Agricultural systems are not only contributors to greenhouse gas emissions but should also be part of the solution to climate change. Leading global pesticide companies have already implemented carbon reduction actions and set carbon emission targets. As shown in the diagram, companies such as Bayer, BASF, FMC, and Sumitomo Chemical have all set net-zero emission goals, including:

📍 Bayer: The company aims for net-zero emissions by 2050, covering Scope 1, 2, and 3. Bayer’s Crop Science division has set an independent goal to reduce carbon emissions by 30% per kilogram of crop by 2030. Notably, in early 2025, Bayer updated its SBTi targets, advancing its goal to 2029 [3].

📍 BASF: BASF aims for net-zero emissions by 2050, covering Scope 1 and 2, and incorporated Scope 3 "Category 3.1 Raw Material Procurement" into its goals in 2023.

📍 Corteva: Corteva set its net-zero emission target for 2035, covering the entire value chain.

📍 Sumitomo Chemical: Sumitomo Chemical has set a target for net-zero emissions in Scope 1 and 2 by 2050.

From the carbon emission targets set by these companies, it is evident that leading pesticide companies are already focusing on and managing carbon emissions in their value chains, with an increasing emphasis on Scope 3 emissions.

Scope 3 emissions: These refer to all other indirect emissions in a company’s value chain, excluding direct emissions (Scope 1) and indirect emissions from energy consumption (Scope 2). These emissions can be categorized into upstream and downstream Scope 3 emissions, including purchased goods and services (e.g., raw materials, packaging, additives), business travel, employee commuting, the use of sold products, transportation, and distribution, investments, leased assets, and franchising.

Some companies are also working on managing Scope 3 emissions. For example, Syngenta plans to set Scope 3 carbon emission targets and start implementing them in 2025 for its Crop Protection and Seeds business units. Nufarm plans to conduct a Scope 3 carbon assessment by 2026. Anhui Minda started calculating its entire supply chain's carbon emissions in 2020, and its 2023 estimates showed that Scope 3 Category 1 "Purchased Goods and Services" accounted for 80% of its total emissions. Additionally, Anhui Minda conducted structured surveys on carbon emissions and sustainability for key suppliers to ensure accountability and transparency.

In FMC's Scope 3 emissions, purchased goods and services account for 74%, image source: FMC 2023 Sustainability Report

Managing Scope 3 emissions has become a necessary step for pesticide companies to set scientifically based long-term carbon goals. From a supply chain perspective, since Scope 3 emissions often stem from upstream and downstream supply chains (e.g., upstream raw materials and downstream transportation), the carbon performance of supply chain partners will become a key procurement criterion. In other words, lower-carbon raw materials, packaging, and transportation services will be more competitive in the market and prioritized by pesticide companies for procurement. For example, FMC focuses on its direct chemical suppliers and prioritizes the procurement of greener, lower-carbon materials as a key strategy to reduce Scope 3 emissions.
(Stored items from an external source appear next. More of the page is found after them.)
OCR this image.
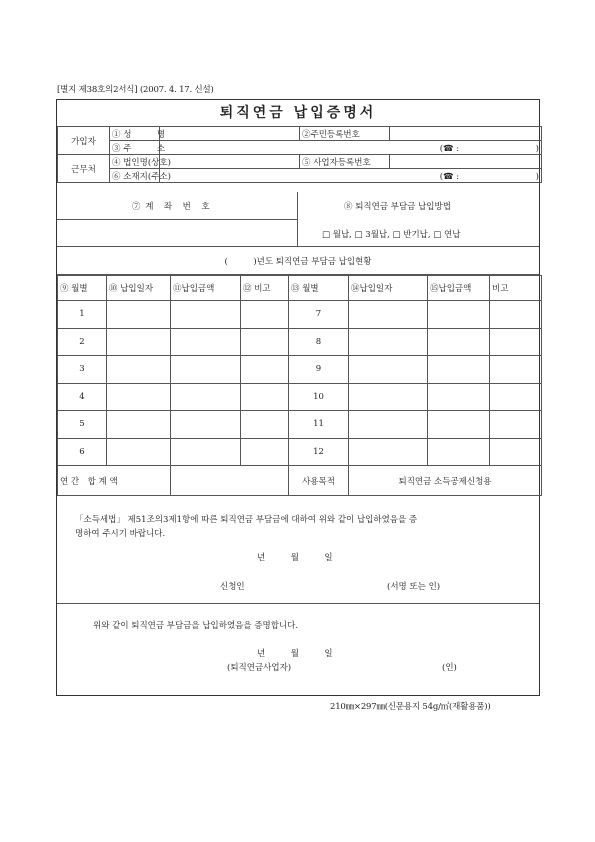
[별지 제38호의2서식] (2007. 4. 17. 신설)
퇴직연금 납입증명서
가입자	① 성　　　명		②주민등록번호	
	③ 주　　　소	(☎ :　　　　　　　　　)		
근무처	④ 법인명(상호)		⑤ 사업자등록번호	
	⑥ 소재지(주소)	(☎ :　　　　　　　　　)		
⑦ 계　좌　번　호	⑧ 퇴직연금 부담금 납입방법
□ 월납, □ 3월납, □ 반기납, □ 연납
(　　　)년도 퇴직연금 부담금 납입현황
⑨ 월별	⑩ 납입일자	⑪납입금액	⑫ 비고	⑬ 월별	⑭납입일자	⑮납입금액	비고
1				7			
2				8			
3				9			
4				10			
5				11			
6				12			
연 간　합 계 액				사용목적	퇴직연금 소득공제신청용		
「소득세법」 제51조의3제1항에 따른 퇴직연금 부담금에 대하여 위와 같이 납입하였음을 증
명하여 주시기 바랍니다.
년　　　월　　　일
신청인	(서명 또는 인)
위와 같이 퇴직연금 부담금을 납입하였음을 증명합니다.
년　　　월　　　일
(퇴직연금사업자)	(인)
210㎜×297㎜(신문용지 54g/㎡(재활용품))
02 Leading Green and Low-Carbon Practices of Pesticide Companies

In addition to setting strategic carbon targets, optimizing energy structures, implementing energy-saving upgrades, managing product carbon footprints, achieving carbon-neutral products/factories, innovating low-carbon packaging materials, and collaborating with growers for carbon reduction are also key areas where pesticide companies practice green and low-carbon initiatives.

Optimizing energy structures & technological energy-saving upgrades

From a production operations perspective, optimizing energy structures and implementing technological energy-saving upgrades are key measures for reducing carbon emissions.

For example, in ADAMA, the Shandong plant saved 83,821 tons of CO equivalent by upgrading steam and power generation equipment and using frequency converters and insulation systems in 2023. The Anbang plant saved 941 tons of CO equivalent by adjusting its fire retardant production system, while the Huifeng plant reduced CO emissions by 2,123 tons through steam pipeline optimization. Overall, the absolute value of greenhouse gas emissions in Chinese plants decreased by an average of 16%.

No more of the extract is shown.